Virology Core Lab Protocol
2/24/2009 JH
Monocyte Separation Protocol
1. Isolate PBMCs using Virology Core Lab protocol.
2. Centrifuge an appropriate amount of cells for 16 minutes at 400xg @ RT to pellet.
Resuspend 25 x 106 PBMC/ml in Iscoves media containing 5% human AB serum
and 15% fetal calf serum (5+15 Media.)
3. Plate PBMCs in prepared 100 mm Petri dishes (see below), 4ml/Petri dish = 100 x
106 PBMC/dish = (approximately) 10 x 106 monocytes/dish
a. Note: Before plating cells in Petri dishes (100mm), swirl 4-5 ml of 5+15
Media on the bottom of each Petri dish; remove media, before adding
cells.
4. Place Petri dishes in 37-degree incubator for 2 – 4 hours. Monocytes are sticky
and will adhere to the plastic bottoms of the plates
5. After the adherence, gently pipette off non-adherent cells (primarily lymphocytes,
which do not stick) and media. Discard.
6. Carefully rinse monolayer with warm PBS (approximately 5 ml/plate). Discard
the wash. Repeat two times
7. To the monolayer of cells carefully pipette 4 ml of Versene.
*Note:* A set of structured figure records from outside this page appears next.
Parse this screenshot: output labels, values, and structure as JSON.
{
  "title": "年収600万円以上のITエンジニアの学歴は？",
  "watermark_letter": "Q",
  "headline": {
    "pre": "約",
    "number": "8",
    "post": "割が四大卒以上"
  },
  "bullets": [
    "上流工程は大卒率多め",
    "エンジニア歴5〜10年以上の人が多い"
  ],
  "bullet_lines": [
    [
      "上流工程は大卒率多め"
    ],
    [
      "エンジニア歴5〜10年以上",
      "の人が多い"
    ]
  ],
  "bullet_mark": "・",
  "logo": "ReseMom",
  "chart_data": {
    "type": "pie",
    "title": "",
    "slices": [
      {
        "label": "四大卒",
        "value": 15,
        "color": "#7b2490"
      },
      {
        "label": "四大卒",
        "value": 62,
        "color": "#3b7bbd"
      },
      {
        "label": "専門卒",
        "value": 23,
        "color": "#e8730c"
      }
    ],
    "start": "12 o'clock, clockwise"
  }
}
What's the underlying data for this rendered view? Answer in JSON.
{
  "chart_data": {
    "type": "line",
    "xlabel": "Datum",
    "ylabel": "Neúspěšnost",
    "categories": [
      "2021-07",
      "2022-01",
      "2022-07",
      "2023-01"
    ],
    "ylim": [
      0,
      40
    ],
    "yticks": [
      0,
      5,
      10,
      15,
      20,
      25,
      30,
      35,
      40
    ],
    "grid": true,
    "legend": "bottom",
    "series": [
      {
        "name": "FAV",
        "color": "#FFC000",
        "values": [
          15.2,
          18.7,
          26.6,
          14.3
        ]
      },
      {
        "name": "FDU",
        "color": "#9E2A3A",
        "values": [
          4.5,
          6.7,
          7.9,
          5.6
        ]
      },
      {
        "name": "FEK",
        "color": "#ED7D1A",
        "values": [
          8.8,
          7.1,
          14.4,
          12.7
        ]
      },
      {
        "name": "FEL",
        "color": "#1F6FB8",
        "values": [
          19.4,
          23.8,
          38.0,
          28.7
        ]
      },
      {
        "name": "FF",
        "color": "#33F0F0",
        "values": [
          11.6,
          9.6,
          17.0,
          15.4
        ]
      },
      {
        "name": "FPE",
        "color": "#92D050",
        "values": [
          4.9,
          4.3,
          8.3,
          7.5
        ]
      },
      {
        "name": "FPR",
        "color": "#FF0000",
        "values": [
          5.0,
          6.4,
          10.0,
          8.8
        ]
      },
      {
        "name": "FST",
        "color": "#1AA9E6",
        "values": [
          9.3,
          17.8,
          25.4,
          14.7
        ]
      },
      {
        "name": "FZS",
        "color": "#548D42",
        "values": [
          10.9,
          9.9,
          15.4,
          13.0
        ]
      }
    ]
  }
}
8. Return cells to incubator. After 10 minutes cells should begin to come off the
plastic. If monocytes remain adhered to plastic return to incubator for 5-10
minutes more.
9. Once cells appear to be lifting from plastic, pipette off Versene with cells and
transfer to 50 ml tube (multiple plates may be combined.)
10. Add 5 ml of 5+15 Media to each Petri, pipette vigorously to remove any
remaining adhered cells. Repeat and check under microscope to make sure all
adherent cells have been removed.
11. Spin 50 ml tubes containing monocytes for 16 minutes at 400g.
12. Resuspend in 5+15 Media and count.